Additionally the spool may contain critical data so it may be required to have an option to preserve the spool.
Cause: There is a known issue in the Centrify DirectAudit Agent for UNIX/ Linux where a “dirty shutdown” (another term for an improper agent shutdown) can result in the offline store becoming corrupt and the agent has no way to recover it due to the way it linearly processes the offline store files. Although the agent has a connection to the collector open since it can only stream data in the order it was recorded new session data cannot be sent to the collector.
Workaround: Use either option below depending on the importance of preserving as much of the existing session data as possible:
Option 1) The offline store is not needed and may be purged.
Option 2) The offline store is crucial and must be recovered to the extent possible.
In this situation please follow the steps in both sections below to recover the offline store:
Section A) Prepare to recover the offline store (spool)
1. Download the following attached files which are needed for this recovery process: a. Repairdbq.zip – A compressed archive containing the offline store repair utility binary for all supported DirectAudit agent platforms. b. Swapin.sh – A script to move the offline store from the temporary location used for repair operations back to the active offline store location.
Section B) Repair and move the corrupt offline store (spool) back to the active location
1. Disable DA auditing. - Run dacontrol -d
2. Close the session and login with a non-audited session (run dainfo to confirm).
3. Make sure all other sessions are closed out and there is no auditing being done on the machine.
4. Backup the old DBQC (/var/centrifyda/spool-dbqc-bak) to another location as a precaution (you may perform this prior to step 1 to minimize downtime). - For example - cp /var/centrifyda/spool-dbqc /var/centrifyda/spool-dbqc-bak
5. Copy the repairdbq utility to the old DBQC (/var/centrifyda/spool-dbqc-bak) folder and run repairdbq to ensure it will stream once merged into the active spool: Run: sudo ./repairdbq /var/centrifyda/spool-dbqc-bak/* - Please note the * at the end as the utility will repair one file at a time - If a file is repaired, the original copy is kept in /var/centrifyda/dbqc-tmp/, with ".bak" at the end of filename. - DBQ files may become much smaller after repair so expect this especially for the low #'s. This is because a DBQ file may be sparse and the utility removes empty spaces. - Finally if a file does not need repairing, the original file is left untouched.
Before proceeding verify you have the following: (1) /var/centrifyda/spool-dbqc-bak/*. The DBQ files are all repaired. (2) /var/centrifyda/spool-dbqc/* is being used using by the DA agent (check for recent files).
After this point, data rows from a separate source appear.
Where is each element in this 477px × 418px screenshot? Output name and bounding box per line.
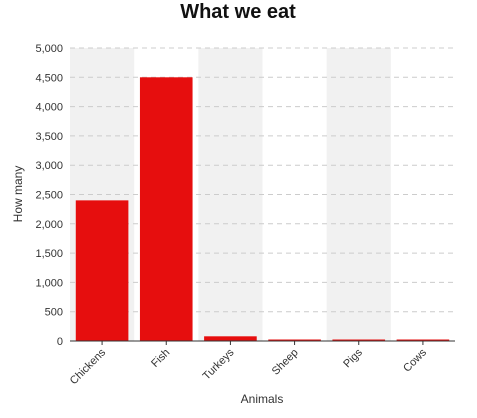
- gridlines: [70, 47, 455, 313]
- x-tick-label: Chickens: [68, 346, 109, 387]
- bars: [75, 77, 450, 342]
- x-tick-label: Fish: [149, 347, 172, 370]
- x-tick-label: Cows: [401, 346, 429, 374]
- y-axis-ticks: 0 500 1,000 1,500 2,000 2,500 3,000 3,500 4,000 4…: [35, 43, 63, 348]
- x-tick-label: Sheep: [270, 347, 301, 378]
- bar-cows: [396, 339, 450, 341]
- y-tick-label: 3,000: [35, 160, 63, 172]
- x-axis-label: Animals: [241, 392, 284, 406]
- chart-title: What we eat: [180, 1, 296, 23]
- y-axis-label: How many: [11, 166, 25, 223]
- y-tick-label: 0: [57, 336, 63, 348]
- bar-fish: [139, 77, 193, 342]
- y-tick-label: 1,500: [35, 248, 63, 260]
- y-tick-label: 2,000: [35, 219, 63, 231]
- bar-chickens: [75, 200, 129, 341]
- y-tick-label: 4,000: [35, 102, 63, 114]
- bar-pigs: [332, 339, 386, 341]
- x-axis-ticks: Chickens Fish Turkeys Sheep Pigs Cows: [68, 341, 429, 387]
- bar-turkeys: [204, 336, 257, 341]
- y-tick-label: 4,500: [35, 72, 63, 84]
- bar-sheep: [268, 339, 321, 341]
- y-tick-label: 500: [45, 307, 63, 319]
- y-tick-label: 5,000: [35, 43, 63, 55]
- x-tick-label: Pigs: [341, 346, 365, 370]
- y-tick-label: 1,000: [35, 277, 63, 289]
- x-tick-label: Turkeys: [201, 346, 237, 382]
- y-tick-label: 2,500: [35, 190, 63, 202]
- y-tick-label: 3,500: [35, 131, 63, 143]
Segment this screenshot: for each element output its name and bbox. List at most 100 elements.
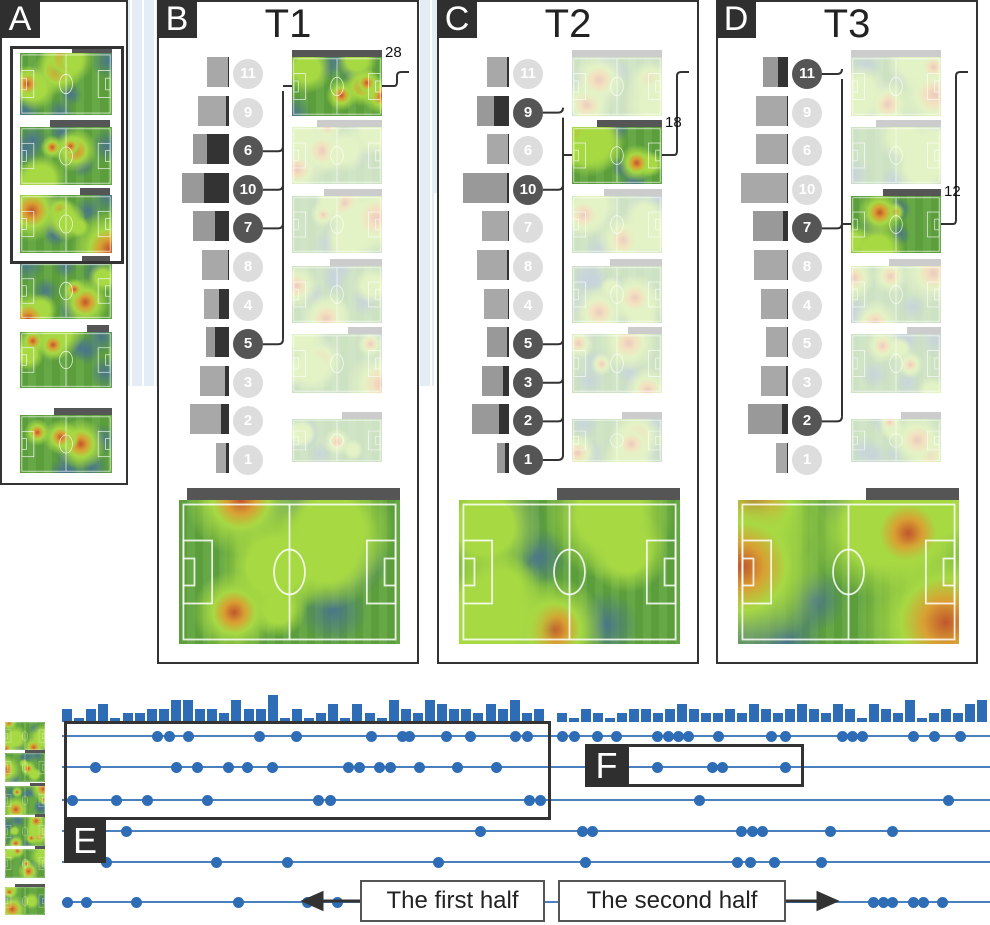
event-dot[interactable] xyxy=(474,825,486,837)
cluster-heatmap-thumbnail[interactable] xyxy=(20,53,112,115)
event-dot[interactable] xyxy=(191,761,203,773)
event-dot[interactable] xyxy=(744,856,756,868)
row-cluster-thumbnail[interactable] xyxy=(5,849,45,878)
player-number-8[interactable]: 8 xyxy=(233,252,263,282)
event-dot[interactable] xyxy=(232,896,244,908)
cluster-heatmap-thumbnail[interactable] xyxy=(20,332,112,388)
event-dot[interactable] xyxy=(325,794,337,806)
player-number-3[interactable]: 3 xyxy=(233,367,263,398)
event-dot[interactable] xyxy=(90,761,102,773)
cluster-heatmap-thumbnail[interactable] xyxy=(292,334,382,393)
event-dot[interactable] xyxy=(577,825,589,837)
event-dot[interactable] xyxy=(712,730,724,742)
player-number-9[interactable]: 9 xyxy=(233,97,263,128)
player-number-8[interactable]: 8 xyxy=(792,252,822,282)
event-dot[interactable] xyxy=(766,730,778,742)
event-dot[interactable] xyxy=(917,896,929,908)
event-dot[interactable] xyxy=(353,761,365,773)
event-dot[interactable] xyxy=(141,794,153,806)
event-dot[interactable] xyxy=(366,730,378,742)
player-number-2[interactable]: 2 xyxy=(513,406,543,437)
event-dot[interactable] xyxy=(746,825,758,837)
cluster-heatmap-thumbnail[interactable] xyxy=(572,57,662,116)
player-number-7[interactable]: 7 xyxy=(792,213,822,244)
cluster-heatmap-thumbnail[interactable] xyxy=(851,419,941,462)
player-number-3[interactable]: 3 xyxy=(513,367,543,398)
event-dot[interactable] xyxy=(432,856,444,868)
event-dot[interactable] xyxy=(242,761,254,773)
player-number-7[interactable]: 7 xyxy=(513,213,543,244)
player-number-9[interactable]: 9 xyxy=(792,97,822,128)
player-number-10[interactable]: 10 xyxy=(792,174,822,205)
event-dot[interactable] xyxy=(867,896,879,908)
player-number-2[interactable]: 2 xyxy=(792,406,822,437)
event-dot[interactable] xyxy=(652,761,664,773)
event-dot[interactable] xyxy=(857,730,869,742)
event-dot[interactable] xyxy=(151,730,163,742)
event-dot[interactable] xyxy=(579,856,591,868)
event-dot[interactable] xyxy=(332,896,344,908)
cluster-heatmap-thumbnail[interactable] xyxy=(851,266,941,323)
player-number-11[interactable]: 11 xyxy=(233,59,263,89)
event-dot[interactable] xyxy=(824,825,836,837)
player-number-1[interactable]: 1 xyxy=(513,445,543,475)
event-dot[interactable] xyxy=(110,794,122,806)
row-cluster-thumbnail[interactable] xyxy=(5,817,45,846)
event-dot[interactable] xyxy=(569,730,581,742)
player-number-4[interactable]: 4 xyxy=(233,290,263,321)
event-dot[interactable] xyxy=(509,730,521,742)
event-dot[interactable] xyxy=(211,856,223,868)
event-dot[interactable] xyxy=(877,896,889,908)
cluster-heatmap-thumbnail[interactable] xyxy=(851,57,941,116)
cluster-heatmap-thumbnail[interactable] xyxy=(20,127,112,185)
event-dot[interactable] xyxy=(779,761,791,773)
event-dot[interactable] xyxy=(887,896,899,908)
player-number-11[interactable]: 11 xyxy=(792,59,822,89)
event-dot[interactable] xyxy=(100,856,112,868)
event-dot[interactable] xyxy=(716,761,728,773)
row-cluster-thumbnail[interactable] xyxy=(5,753,45,782)
player-number-6[interactable]: 6 xyxy=(513,136,543,167)
cluster-heatmap-thumbnail[interactable] xyxy=(292,419,382,462)
cluster-heatmap-thumbnail[interactable] xyxy=(572,419,662,462)
player-number-5[interactable]: 5 xyxy=(513,329,543,360)
event-dot[interactable] xyxy=(396,730,408,742)
event-dot[interactable] xyxy=(907,896,919,908)
event-dot[interactable] xyxy=(937,896,949,908)
player-number-3[interactable]: 3 xyxy=(792,367,822,398)
cluster-heatmap-thumbnail[interactable] xyxy=(851,334,941,393)
event-dot[interactable] xyxy=(464,730,476,742)
cluster-heatmap-thumbnail[interactable] xyxy=(572,334,662,393)
cluster-heatmap-thumbnail[interactable] xyxy=(292,57,382,116)
event-dot[interactable] xyxy=(694,794,706,806)
event-dot[interactable] xyxy=(672,730,684,742)
player-number-10[interactable]: 10 xyxy=(513,174,543,205)
player-number-4[interactable]: 4 xyxy=(792,290,822,321)
player-number-8[interactable]: 8 xyxy=(513,252,543,282)
event-dot[interactable] xyxy=(182,730,194,742)
event-dot[interactable] xyxy=(81,896,93,908)
event-dot[interactable] xyxy=(374,761,386,773)
event-dot[interactable] xyxy=(414,761,426,773)
event-dot[interactable] xyxy=(611,730,623,742)
player-number-2[interactable]: 2 xyxy=(233,406,263,437)
player-number-6[interactable]: 6 xyxy=(792,136,822,167)
player-number-7[interactable]: 7 xyxy=(233,213,263,244)
event-dot[interactable] xyxy=(404,730,416,742)
event-dot[interactable] xyxy=(171,761,183,773)
event-dot[interactable] xyxy=(816,856,828,868)
event-dot[interactable] xyxy=(929,730,941,742)
event-dot[interactable] xyxy=(586,825,598,837)
cluster-heatmap-thumbnail[interactable] xyxy=(20,415,112,473)
event-dot[interactable] xyxy=(683,730,695,742)
event-dot[interactable] xyxy=(836,730,848,742)
event-dot[interactable] xyxy=(769,856,781,868)
player-number-1[interactable]: 1 xyxy=(792,445,822,475)
event-dot[interactable] xyxy=(222,761,234,773)
event-dot[interactable] xyxy=(342,761,354,773)
player-number-4[interactable]: 4 xyxy=(513,290,543,321)
cluster-heatmap-thumbnail[interactable] xyxy=(292,127,382,184)
event-dot[interactable] xyxy=(662,730,674,742)
event-dot[interactable] xyxy=(779,730,791,742)
event-dot[interactable] xyxy=(491,761,503,773)
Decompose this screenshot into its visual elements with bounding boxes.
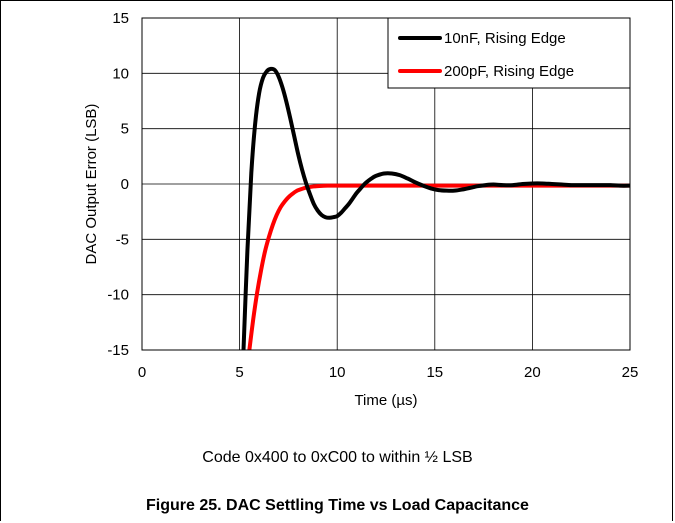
chart-note: Code 0x400 to 0xC00 to within ½ LSB xyxy=(202,449,473,466)
plot-border xyxy=(141,17,631,351)
x-tick-label: 10 xyxy=(329,364,346,381)
settling-time-chart: 15 10 5 0 -5 -10 -15 0 5 10 15 20 25 Time (µs) DAC … xyxy=(83,10,639,409)
y-tick-label: 5 xyxy=(121,121,129,138)
figure-caption: Figure 25. DAC Settling Time vs Load Cap… xyxy=(146,497,529,514)
x-tick-labels: 0 5 10 15 20 25 xyxy=(138,364,639,381)
y-tick-label: -10 xyxy=(107,287,129,304)
y-tick-labels: 15 10 5 0 -5 -10 -15 xyxy=(107,10,129,359)
x-tick-label: 20 xyxy=(524,364,541,381)
legend-box xyxy=(387,17,631,89)
y-tick-label: 0 xyxy=(121,176,129,193)
y-tick-label: -5 xyxy=(116,231,129,248)
x-axis-label: Time (µs) xyxy=(354,392,417,409)
x-tick-label: 25 xyxy=(622,364,639,381)
x-tick-label: 5 xyxy=(235,364,243,381)
legend: 10nF, Rising Edge 200pF, Rising Edge xyxy=(387,17,631,89)
x-tick-label: 15 xyxy=(426,364,443,381)
y-tick-label: 15 xyxy=(112,10,129,27)
series-group xyxy=(241,66,630,350)
y-tick-label: 10 xyxy=(112,65,129,82)
series-line-10nf xyxy=(241,66,630,350)
y-tick-label: -15 xyxy=(107,342,129,359)
legend-entry: 10nF, Rising Edge xyxy=(444,30,566,47)
y-axis-label: DAC Output Error (LSB) xyxy=(83,104,100,265)
x-tick-label: 0 xyxy=(138,364,146,381)
legend-entry: 200pF, Rising Edge xyxy=(444,63,574,80)
series-line-200pf xyxy=(247,183,630,350)
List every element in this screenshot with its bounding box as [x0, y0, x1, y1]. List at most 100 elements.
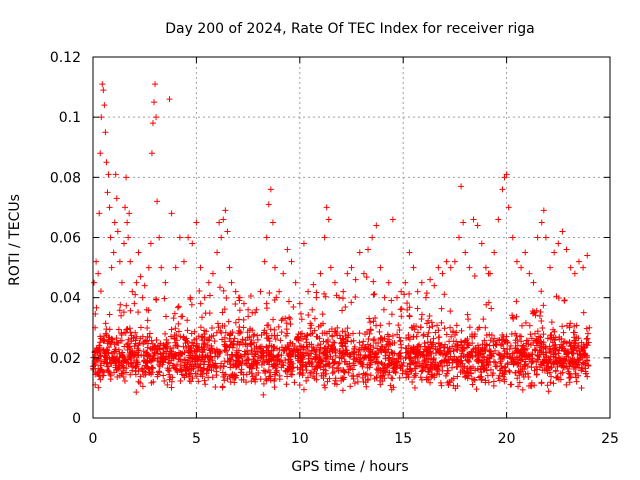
data-point — [392, 369, 399, 376]
data-point — [212, 383, 219, 390]
data-point — [375, 349, 382, 356]
data-point — [265, 322, 272, 329]
data-point — [180, 333, 187, 340]
data-point — [172, 365, 179, 372]
data-point — [407, 350, 414, 357]
data-point — [365, 246, 372, 253]
data-point — [346, 366, 353, 373]
data-point — [303, 343, 310, 350]
data-point — [118, 370, 125, 377]
data-point — [352, 358, 359, 365]
data-point — [177, 377, 184, 384]
data-point — [263, 356, 270, 363]
data-point — [170, 353, 177, 360]
data-point — [164, 367, 171, 374]
data-point — [149, 364, 156, 371]
data-point — [438, 382, 445, 389]
data-point — [519, 365, 526, 372]
data-point — [139, 383, 146, 390]
data-point — [438, 305, 445, 312]
data-point — [453, 346, 460, 353]
data-point — [135, 378, 142, 385]
data-point — [173, 352, 180, 359]
data-point — [549, 339, 556, 346]
data-point — [298, 355, 305, 362]
data-point — [349, 330, 356, 337]
data-point — [557, 376, 564, 383]
data-point — [128, 332, 135, 339]
data-point — [457, 338, 464, 345]
data-point — [584, 335, 591, 342]
data-point — [518, 368, 525, 375]
data-point — [152, 81, 159, 88]
data-point — [253, 306, 260, 313]
data-point — [118, 312, 125, 319]
data-point — [160, 372, 167, 379]
data-point — [388, 359, 395, 366]
data-point — [263, 344, 270, 351]
data-point — [339, 387, 346, 394]
data-point — [331, 359, 338, 366]
data-point — [449, 359, 456, 366]
data-point — [162, 330, 169, 337]
data-point — [205, 358, 212, 365]
data-point — [121, 365, 128, 372]
data-point — [249, 373, 256, 380]
data-point — [306, 351, 313, 358]
data-point — [133, 389, 140, 396]
data-point — [111, 341, 118, 348]
data-point — [560, 364, 567, 371]
data-point — [552, 350, 559, 357]
data-point — [127, 329, 134, 336]
data-point — [382, 352, 389, 359]
data-point — [235, 347, 242, 354]
data-point — [231, 374, 238, 381]
data-point — [532, 312, 539, 319]
y-tick-label: 0.02 — [50, 351, 81, 367]
data-point — [538, 343, 545, 350]
data-point — [331, 368, 338, 375]
data-point — [405, 334, 412, 341]
data-point — [362, 353, 369, 360]
data-point — [188, 371, 195, 378]
data-point — [371, 375, 378, 382]
data-point — [388, 386, 395, 393]
x-tick-label: 20 — [498, 431, 516, 447]
data-point — [584, 330, 591, 337]
data-point — [537, 348, 544, 355]
data-point — [275, 352, 282, 359]
data-point — [215, 324, 222, 331]
data-point — [482, 324, 489, 331]
x-tick-label: 5 — [192, 431, 201, 447]
data-point — [237, 329, 244, 336]
data-point — [431, 374, 438, 381]
data-point — [364, 329, 371, 336]
data-point — [319, 330, 326, 337]
data-point — [261, 258, 268, 265]
data-point — [295, 349, 302, 356]
data-point — [270, 316, 277, 323]
data-point — [495, 216, 502, 223]
data-point — [143, 349, 150, 356]
data-point — [531, 330, 538, 337]
data-point — [222, 329, 229, 336]
data-point — [259, 348, 266, 355]
data-point — [313, 289, 320, 296]
data-point — [257, 288, 264, 295]
data-point — [582, 368, 589, 375]
data-point — [552, 334, 559, 341]
data-point — [483, 341, 490, 348]
data-point — [512, 345, 519, 352]
data-point — [160, 350, 167, 357]
data-point — [267, 373, 274, 380]
data-point — [481, 366, 488, 373]
data-point — [582, 361, 589, 368]
data-point — [515, 360, 522, 367]
data-point — [280, 347, 287, 354]
data-point — [262, 376, 269, 383]
data-point — [474, 222, 481, 229]
data-point — [102, 320, 109, 327]
data-point — [352, 276, 359, 283]
data-point — [575, 258, 582, 265]
data-point — [312, 363, 319, 370]
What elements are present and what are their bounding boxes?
6. Stop the DirectAudit agent (dad) - Stop dad by running system tools (e.g, /etc/init.d/centrifyda stop or dastop), Do Not run the kill -9 command on the dad process as this is equivalent of a "dirty shutdown".
7. Backup /var/centrifyda/spool-dbqc - Another precaution
8. Copy and run the swapin script (from any location) as root: ./swapin.sh /var/centrifyda/spool-dbqc-bak /var/centrifyda/spool-dbqc - The script will print the commands it uses to move and rename the DBQC files. - When everything is done correctly it prints "DONE".
9. Enable DirectAudit auditing - Run dacontrol -e
10. Start dad - Start dad by running system tools (e.g, /etc/init.d/centrifyda start or dastart)
Resolution: The condition which can result in a corrupted offline store after a “dirty shutdown” has been addressed in Centrify Suite 2014.1 (DirectAudit Agent version 3.2.1). Please upgrade to this version (and corresponding DirectControl version) to decrease the risk of a corrupted spool occurring again on your system.
As a best practice where possible we recommend upgrading the DirectAudit agent prior to repairing the spool first so the system has all the latest bug fixes including the new added dirty shutdown protection features.